Идея Константиновна достала вторую папироску, закурила. Не вынимая ее изо рта, переложила языком в уголок губ, оценивающе оглядела меня и спросила:

– У тебя роман с Мишкой?

– Нет никакого романа.

Она пригнулась через стол, дыхнула мне дымом в лицо:

– А че покраснела? Неужели даже не приставал?

Я молчала.

– Ладно, разговор окончен, – она встала со стула и протянула мне руку.

Я тоже встала, сунула свою ладошку в ее широкую ладонь. Она крепко сжала мои пальцы, отпустила и подвела итог:

– Будет Мишка приставать, скажи, что я ему ноги выдерну, мала ты еще для больших дел. А осенью, как исполнится шестнадцать, заходи, подумаем обо всем вместе.

Я вышла из дверей горкома, постояла, огляделась по сторонам и пошла на берег Волги. В скверике у реки присела в задумчивости на камешек возле воды. Так много всего вместили эти дни в мою жизнь – и ничего позитивного. Сначала я обожглась о Мишку, культивирующего жеребячью простоту отношений между полами. Потом о Женино презрение. Теперь передо мной нарисовали как идеал картину жуткого будущего, в котором не будет места для супружеской верности и вообще не будет супругов, а лишь товарищи-партнеры, строгающие детей и передающие, как заготовки, для дальнейшей обработки другим специалистам. Я так и сяк примеряла это будущее, но для себя в нем места не находила.

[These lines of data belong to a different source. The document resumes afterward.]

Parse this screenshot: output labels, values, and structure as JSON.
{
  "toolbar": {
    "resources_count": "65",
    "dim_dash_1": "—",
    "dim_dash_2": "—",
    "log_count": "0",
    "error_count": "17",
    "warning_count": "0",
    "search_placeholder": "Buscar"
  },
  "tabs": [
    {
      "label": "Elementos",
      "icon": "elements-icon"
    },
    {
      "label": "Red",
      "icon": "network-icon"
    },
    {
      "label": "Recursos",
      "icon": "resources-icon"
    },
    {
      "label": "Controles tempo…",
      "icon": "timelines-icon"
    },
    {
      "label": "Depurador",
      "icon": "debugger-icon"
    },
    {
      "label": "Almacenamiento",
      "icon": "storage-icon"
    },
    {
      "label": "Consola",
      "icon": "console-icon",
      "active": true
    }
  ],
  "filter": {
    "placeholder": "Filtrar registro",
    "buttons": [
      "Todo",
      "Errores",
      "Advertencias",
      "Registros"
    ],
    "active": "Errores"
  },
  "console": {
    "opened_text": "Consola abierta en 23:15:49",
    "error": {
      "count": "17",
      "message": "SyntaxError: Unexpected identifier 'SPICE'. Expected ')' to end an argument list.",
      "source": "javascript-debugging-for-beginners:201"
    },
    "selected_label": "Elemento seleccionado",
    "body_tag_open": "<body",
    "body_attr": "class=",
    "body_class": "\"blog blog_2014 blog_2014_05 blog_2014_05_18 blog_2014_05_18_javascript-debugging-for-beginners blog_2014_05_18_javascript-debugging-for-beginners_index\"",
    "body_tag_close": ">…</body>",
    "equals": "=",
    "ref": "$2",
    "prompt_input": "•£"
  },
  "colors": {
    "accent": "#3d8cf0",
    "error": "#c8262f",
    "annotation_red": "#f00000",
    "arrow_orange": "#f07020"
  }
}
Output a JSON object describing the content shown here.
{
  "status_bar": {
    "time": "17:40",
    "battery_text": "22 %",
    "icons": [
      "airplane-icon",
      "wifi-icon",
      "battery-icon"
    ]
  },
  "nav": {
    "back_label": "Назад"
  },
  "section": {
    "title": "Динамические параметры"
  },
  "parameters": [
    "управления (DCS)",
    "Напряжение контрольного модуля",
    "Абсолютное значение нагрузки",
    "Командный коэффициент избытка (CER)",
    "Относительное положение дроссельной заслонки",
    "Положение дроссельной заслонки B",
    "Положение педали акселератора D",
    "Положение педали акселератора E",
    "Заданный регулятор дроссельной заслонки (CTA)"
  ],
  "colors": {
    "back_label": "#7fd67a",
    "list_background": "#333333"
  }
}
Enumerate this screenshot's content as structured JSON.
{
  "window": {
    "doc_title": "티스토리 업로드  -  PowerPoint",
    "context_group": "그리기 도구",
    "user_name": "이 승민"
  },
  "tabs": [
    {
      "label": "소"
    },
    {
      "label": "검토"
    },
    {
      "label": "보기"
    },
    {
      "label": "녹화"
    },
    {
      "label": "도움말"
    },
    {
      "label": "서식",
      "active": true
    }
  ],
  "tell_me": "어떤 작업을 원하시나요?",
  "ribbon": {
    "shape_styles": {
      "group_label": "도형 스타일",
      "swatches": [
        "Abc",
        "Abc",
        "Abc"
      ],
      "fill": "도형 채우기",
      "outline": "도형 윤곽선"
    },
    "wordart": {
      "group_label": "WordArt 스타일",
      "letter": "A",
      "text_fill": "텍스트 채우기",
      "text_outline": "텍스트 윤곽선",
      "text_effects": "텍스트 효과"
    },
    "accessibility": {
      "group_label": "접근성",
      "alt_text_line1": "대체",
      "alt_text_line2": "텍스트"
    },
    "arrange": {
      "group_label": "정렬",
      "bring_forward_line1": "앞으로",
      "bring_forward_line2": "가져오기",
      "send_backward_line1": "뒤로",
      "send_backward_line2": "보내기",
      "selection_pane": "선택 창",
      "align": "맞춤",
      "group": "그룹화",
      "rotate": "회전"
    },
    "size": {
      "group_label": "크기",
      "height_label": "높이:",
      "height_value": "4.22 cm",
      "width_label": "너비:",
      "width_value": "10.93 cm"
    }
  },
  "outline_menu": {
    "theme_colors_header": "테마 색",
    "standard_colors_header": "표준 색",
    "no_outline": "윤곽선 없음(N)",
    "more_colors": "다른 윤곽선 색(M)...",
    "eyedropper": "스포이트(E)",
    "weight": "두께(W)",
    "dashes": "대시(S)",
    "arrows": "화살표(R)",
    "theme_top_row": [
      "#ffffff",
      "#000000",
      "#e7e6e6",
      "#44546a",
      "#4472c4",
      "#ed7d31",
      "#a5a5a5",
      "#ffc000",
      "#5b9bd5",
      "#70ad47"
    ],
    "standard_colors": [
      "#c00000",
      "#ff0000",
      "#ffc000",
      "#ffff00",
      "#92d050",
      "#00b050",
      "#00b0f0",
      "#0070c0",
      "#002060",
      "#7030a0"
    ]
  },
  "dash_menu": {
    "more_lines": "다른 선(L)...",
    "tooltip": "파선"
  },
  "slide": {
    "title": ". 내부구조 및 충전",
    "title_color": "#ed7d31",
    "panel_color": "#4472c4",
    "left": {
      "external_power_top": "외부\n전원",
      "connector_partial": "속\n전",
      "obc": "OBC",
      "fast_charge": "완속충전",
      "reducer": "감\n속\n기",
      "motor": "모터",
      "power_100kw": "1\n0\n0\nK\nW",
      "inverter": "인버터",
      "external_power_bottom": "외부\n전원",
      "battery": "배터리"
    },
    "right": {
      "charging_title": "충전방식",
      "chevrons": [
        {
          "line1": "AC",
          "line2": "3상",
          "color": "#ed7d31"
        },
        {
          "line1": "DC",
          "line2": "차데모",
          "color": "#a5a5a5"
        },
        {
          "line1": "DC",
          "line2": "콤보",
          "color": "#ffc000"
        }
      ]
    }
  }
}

Прошло десять лет. Коммунизма у нас не построили. Идея Константиновна и наш секретарь горкома были объявлены врагами народа и отбывают сроки в лагерях. У меня растет дочь. Кто ее биологический отец – Мишка или Женечка, я не знаю. Никто из них о своих правах на отцовство не заявил, и мама предложила мне дать Настеньке отчество по моему отцу – Алексеевна.